April 30, 2019 by Sam Hemmant

What does it take to build a data-driven culture? The NewVantage Partners Big Data and AI Executive Survey gathers insights from C-suite executives at nearly 65 Fortune 1000 business and technology companies about how they are using Big Data and Artificial Intelligence (AI).

Here are the lessons to be learned:

1) Firms are investing more in big data and AI

This will not come as a surprise to readers who have noticed data scientists turning up at management meetings. But the survey shows overwhelmingly that companies are diverting more money towards this growing area. 92 percent of executives said the pace of investment in big data and AI is increasing, and 88 percent said they feel there is a greater urgency in their firm to invest.

2) Data gives a competitive advantage

Cynics might say that this is just money being thrown at the latest fad. But the survey reveals evidence that big data and AI are starting to give a return on investment. 62 percent of executives said they have already seen measurable results from their investment in big data and AI, and 47 percent said they are using big data and AI principally as a “business asset”.

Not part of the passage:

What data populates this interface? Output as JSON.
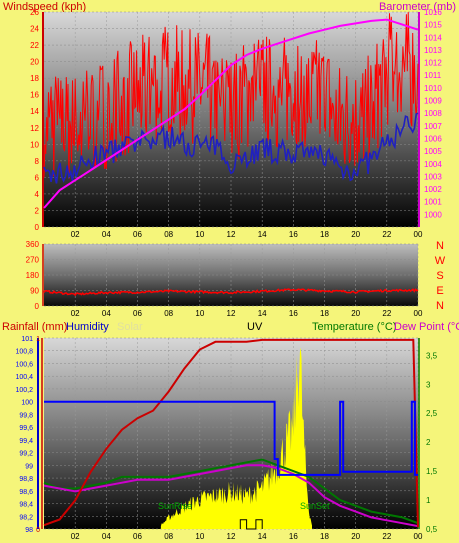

3) Executives are data-positive

Many firms have reported that using big data, AI and tools that automate operations have created efficiency savings in business areas like risk and compliance processes. But interestingly, this is a relatively small driver of why firms are rushing to adopt big data technologies.
Only 5 percent of interviewees cited efficiency as the reason why big data and AI are on their company’s agenda. Yet 92 percent said it is driven by a desire to transform the business, to be more agile, or to beat the competition. Making a positive case for big data and AI is more likely to persuade a board and shareholders of the need to adopt them.

4) Change is slow

Investing in big data and AI is one thing. Implementing it in your company’s operations and culture is quite another, and this survey shows most firms are struggling with the latter. Only 31 percent of executives say their firm has created a data driven organization—this is a fall from 37 percent in 2017.
The lesson for firms is that simply investing more in tools and technologies is not enough. “Many leading companies are progressing slowly in pursuing their commitment to data-driven transformation,” wrote the report’s author, Randy Bean.


5) Opportunity knocks

The flip side of this is that there is a real opportunity for companies to steal an advantage over their competitors by embedding a culture of big data across the organization. 72 percent of Fortune 1000 firms interviewed said they have yet to forge a “data culture”. Those who are first to succeed will surely be more attractive to investors and customers.

6) Big data will make some firms obsolete

At present, most firms are not using data and AI to anything like its full potential. But the aspirations of the executives surveyed suggests that more firms will improve their use of data and technology in the next few years. They clearly believe that data and AI will be the next paradigm shift in how businesses operate.

Those who fail to adapt and embrace the opportunities offered by tools like predictive analytics risk becoming obsolete. The report’s authors warned firms not to be complacent about big data and AI. “Even the strongest of companies with the greatest longevity should not fall prey to complacency,” they wrote.

7) Big data drives innovation

60 percent of interviewees said their firms’ main use of big data and AI has been to drive innovation. This hints at one of big data’s most promising possibilities: many companies are already using big data and AI to spot trends which might offer opportunities in new and existing markets, and to develop new products.

8) Leaders must promote big data and AI

The survey identified the biggest challenges to a company’s attempt to embed a culture of big data and AI. 40 percent said lack of organizational alignment or agility was the main obstacle to the adoption of AI, and 24 percent said cultural resistance was the primary difficulty.

Both problems are best overcome by the CEO and his or her senior leaders introducing organisational reform and providing staff with information and training on big data and AI. The survey suggests they might be pushing against an open door—fewer than 14 percent of executives said they were being held back by a lack of understanding that data is an asset.

So, open the door, and let big data in.